When novelist Kate Christensen was just a toddler, she witnessed her father beating her mother. It was a scene that would haunt Christensen for decades.
And so it's with a description of that morning that she chooses to begin her memoir Blue Plate Special: An Autobiography of My Appetites. The book that unfolds is an examination of the reverberations of her father's violence in her life, and a meditation on how her love of food helped her cope.
As a child, she tells Fresh Air's Dave Davies, she refused to identify with her mother in the scenario.
"I didn't want to be the person who got beaten up," she confesses. It was a coping mechanism, she says, a psychological distancing tactic with which a young child protected herself.
That unwillingness to accept her own vulnerability, however, served her poorly as she grew older, and the memoir chronicles her struggles to come to terms with her family and with others as she pursued a writing career.
Christensen, the author of six novels and a food writer for the Wall Street Journal with a personal blog, weaves recipes into the memoir. They're prompted, often as not, by vivid memories from her past. She even recalls the eggs she was eating that morning when she watched her father attack her mother.
On exposing her father's abuse
"I remember looking up at the group of grownups [at a dinner party], and feeling an upwelling of anger at my father. Suddenly, out of nowhere, I don't even know where it came from, what caused me to blurt out, 'My father hit my mother and she cried,' to the group.

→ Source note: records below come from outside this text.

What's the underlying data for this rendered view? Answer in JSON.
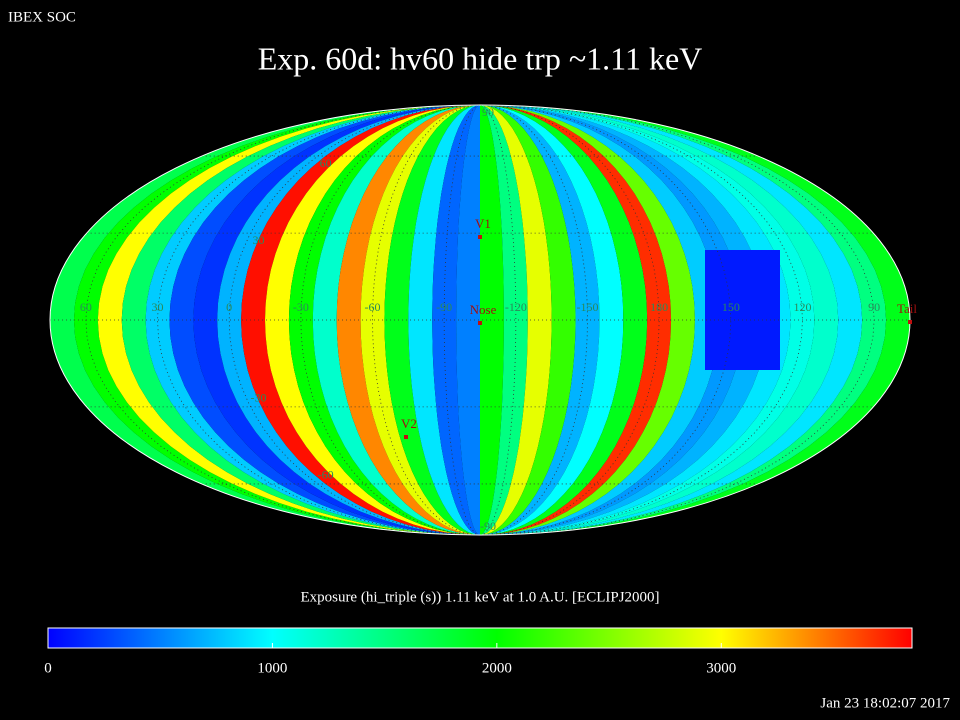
{
  "header": "IBEX SOC",
  "title": "Exp.   60d: hv60 hide trp ~1.11 keV",
  "caption": "Exposure (hi_triple (s))  1.11 keV at 1.0 A.U. [ECLIPJ2000]",
  "timestamp": "Jan 23 18:02:07 2017",
  "map": {
    "center_longitude": -105,
    "longitude_labels": [
      60,
      30,
      0,
      -30,
      -60,
      -90,
      -120,
      -150,
      180,
      150,
      120,
      90
    ],
    "latitude_labels": [
      90,
      60,
      30,
      -30,
      -60,
      -90
    ],
    "stripes": [
      1700,
      2000,
      3000,
      1600,
      800,
      300,
      200,
      700,
      3800,
      3000,
      2000,
      1200,
      3400,
      2900,
      1900,
      900,
      400,
      500,
      2000,
      1500,
      2900,
      2200,
      700,
      1000,
      1900,
      3700,
      2400,
      800,
      600,
      700,
      900,
      1100,
      1200,
      900,
      1500,
      1900
    ],
    "patch": 100,
    "markers": [
      "V1",
      "Nose",
      "V2",
      "Tail"
    ]
  },
  "colorbar": {
    "lim": [
      0,
      3850
    ],
    "ticks": [
      0,
      1000,
      2000,
      3000
    ],
    "colors": [
      "#0000ff",
      "#00ffff",
      "#00ff00",
      "#ffff00",
      "#ff0000"
    ]
  }
}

"And there was a silence, and my father was ashen, and there was a sort of collective in-drawing of breath from the people in the group, and I realized that was just not cool, what I had just said. And on the way home my father yelled at me for it, and said, 'Don't ever do that again! Don't ever say something like that in front of my friends! You just really embarrassed me, and everyone was horrified and you should never do that again.'
"And my feeling wasn't righteousness or pride in having told the truth, it was horror that I had committed such a faux pas, and that if things like that happened you just weren't supposed to talk about them. And you certainly weren't supposed to announce it at a dinner party."
On being molested by a high-school teacher
"When you say I was a victim I say, 'Was I?' I don't really identify that way. I see it as, I was a young girl far from home, and this man, he liked to paw me, repeatedly. But ... I didn't allow myself to be upset by it. I didn't allow myself to really feel the full extent of the rage that might've been a more appropriate response than the passivity and the silence that I met it with."
On the narrator of her novel In the Drink
"I wrote the book to sort of right an imbalance, to sort of get my own back after being so humiliated in [a] job. I found humiliation a great goad and a great source of inspiration for writing my first novel — to sort of reassert my own pride and my own sense of self in writing this novel.
"But what the editor seemed to object to was that Claudia [the narrator] was not a heroine. She was not a sort of scrappy, pull-yourself-up-by-the-bootstraps kind of narrator that everyone seemed to want to read about. She seemed so willfully self-destructive, as was I in those days. So I sort of took this a bit personally, like, 'What do you mean you don't like her? I like her!' "
On becoming estranged from her father
"The last time I saw him I was at [school] in my mid-20s. And I have not seen him since then. Saying goodbye to him, I didn't realize I was never going to see him again. But I haven't, and it seemed that part of my story and that part of my family was a door that closed."